Quick Summary by Platform

PlatformMethodBest for
iPhone / iPadPhotos → Print → pinch out → SaveQuick on-device combine, a few photos
AndroidGallery → Print → Save as PDFQuick on-device combine
WindowsSelect → right-click → Print → Print to PDFDesktop, many large photos
MacPreview → Export as PDFDesktop, drag-to-reorder sidebar
Any deviceOnline converterBatch, page size control, cross-platform

Frequently Asked Questions

How do I combine multiple photos into one PDF?

The quickest universal method: open an online JPG to PDF converter, drag all the photos in, arrange them in the order you want, and download the combined PDF. For iPhone, the built-in Print trick (Select photos → Share → Print → pinch out) creates a combined PDF. For Windows, select the JPGs in File Explorer, right-click → Print, and choose 'Microsoft Print to PDF' as the printer. For Android, use the Gallery → Print → Save as PDF flow.

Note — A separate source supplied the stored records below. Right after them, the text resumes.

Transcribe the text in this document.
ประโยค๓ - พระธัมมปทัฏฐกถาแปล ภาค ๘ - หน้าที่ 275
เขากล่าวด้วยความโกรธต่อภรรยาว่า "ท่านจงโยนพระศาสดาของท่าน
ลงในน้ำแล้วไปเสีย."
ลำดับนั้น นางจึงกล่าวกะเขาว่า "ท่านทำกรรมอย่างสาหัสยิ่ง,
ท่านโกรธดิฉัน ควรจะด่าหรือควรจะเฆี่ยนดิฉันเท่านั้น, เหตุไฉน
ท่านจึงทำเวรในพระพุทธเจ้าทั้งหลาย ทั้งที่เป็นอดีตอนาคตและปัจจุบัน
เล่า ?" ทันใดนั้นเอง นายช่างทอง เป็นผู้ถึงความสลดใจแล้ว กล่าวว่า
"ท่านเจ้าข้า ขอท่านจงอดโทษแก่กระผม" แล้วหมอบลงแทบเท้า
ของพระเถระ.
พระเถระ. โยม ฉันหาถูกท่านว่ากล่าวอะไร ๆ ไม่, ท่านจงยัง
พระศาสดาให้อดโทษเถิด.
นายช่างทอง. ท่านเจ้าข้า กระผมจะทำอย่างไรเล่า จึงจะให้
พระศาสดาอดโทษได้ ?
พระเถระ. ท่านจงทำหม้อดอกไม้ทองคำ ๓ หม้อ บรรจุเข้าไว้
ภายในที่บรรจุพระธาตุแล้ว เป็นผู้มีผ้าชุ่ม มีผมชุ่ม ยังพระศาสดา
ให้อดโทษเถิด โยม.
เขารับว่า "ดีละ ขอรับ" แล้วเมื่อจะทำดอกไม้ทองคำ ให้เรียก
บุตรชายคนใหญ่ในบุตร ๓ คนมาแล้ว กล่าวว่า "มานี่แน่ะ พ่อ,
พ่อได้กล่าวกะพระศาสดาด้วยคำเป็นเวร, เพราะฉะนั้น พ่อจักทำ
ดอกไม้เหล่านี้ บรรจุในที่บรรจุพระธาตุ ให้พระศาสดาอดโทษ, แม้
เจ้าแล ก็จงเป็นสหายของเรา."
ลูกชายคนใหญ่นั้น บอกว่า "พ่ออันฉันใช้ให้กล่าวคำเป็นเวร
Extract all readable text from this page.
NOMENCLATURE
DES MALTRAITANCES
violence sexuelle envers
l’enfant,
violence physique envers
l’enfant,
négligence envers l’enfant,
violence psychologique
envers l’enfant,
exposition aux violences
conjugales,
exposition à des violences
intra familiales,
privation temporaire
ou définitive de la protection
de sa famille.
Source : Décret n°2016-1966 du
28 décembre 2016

How do I combine photos to PDF on iPhone?

Open Photos, tap Select, pick the photos in the order you want pages to appear, tap Share, choose Print, then pinch out with two fingers on the print preview. The preview expands into a full PDF. Tap Share again and Save to Files. The photos are combined into one PDF with each photo as a page. This uses the built-in iOS Print-to-PDF feature — no app install needed.

Will combining photos to PDF lose image quality?

No. Combining photos into a PDF embeds the original JPG/PNG data inside the PDF container without re-compressing or altering the images. The PDF file size is roughly the sum of the individual photo file sizes. Image quality is preserved. Only if you deliberately resize or compress the photos before combining (or use a converter that applies compression) will quality change.

How do I control the page order when combining photos to PDF?

Select the photos in the order you want them to appear. On iPhone, tap the photos in the desired order — the PDF respects your selection sequence. On Windows, sort the files by name in File Explorer first (rename them 01, 02, 03, etc.) and then select all. Online converters usually show a drag-to-reorder interface where you can arrange pages before creating the PDF.

How many photos can I combine into one PDF?

Technically, there is no limit — the PDF format supports thousands of pages. The practical limit is file size. Six iPhone photos produce about an 18 MB PDF. A PDF of 100 photos can be several hundred megabytes, which may be too large for email or messaging. For large collections, consider splitting into multiple PDFs, or compress the photos before combining.

What page size will the combined PDF use?

Most built-in tools (iPhone Print, Windows Print to PDF) default to A4 or US Letter paper size. The photos are scaled to fit inside the page, maintaining their aspect ratio. Portrait photos fill the page vertically with white borders on the sides; landscape photos fit horizontally with borders at top and bottom. Some online converters let you choose between standard paper sizes and 'original image size.'

Can I add text or annotations to the combined PDF?

Combining photos to PDF creates a simple PDF with one image per page — no annotations or text are added during the combine step. To add text, captions, or highlights, you need a PDF editor after combining. Most PDF editors (including the built-in Preview on Mac and the Markup feature on iPhone) let you add text boxes, shapes, and signatures on top of the pages.

Is it free to combine photos to PDF?

Yes. All four built-in methods — iPhone Print trick, Android Gallery Print, Windows Print to PDF, and Mac Preview — are free and pre-installed. Online converters are also free for standard use. The only paid scenario is if you use Adobe Acrobat Pro or a similar advanced PDF editor, which is unnecessary for simply combining photos.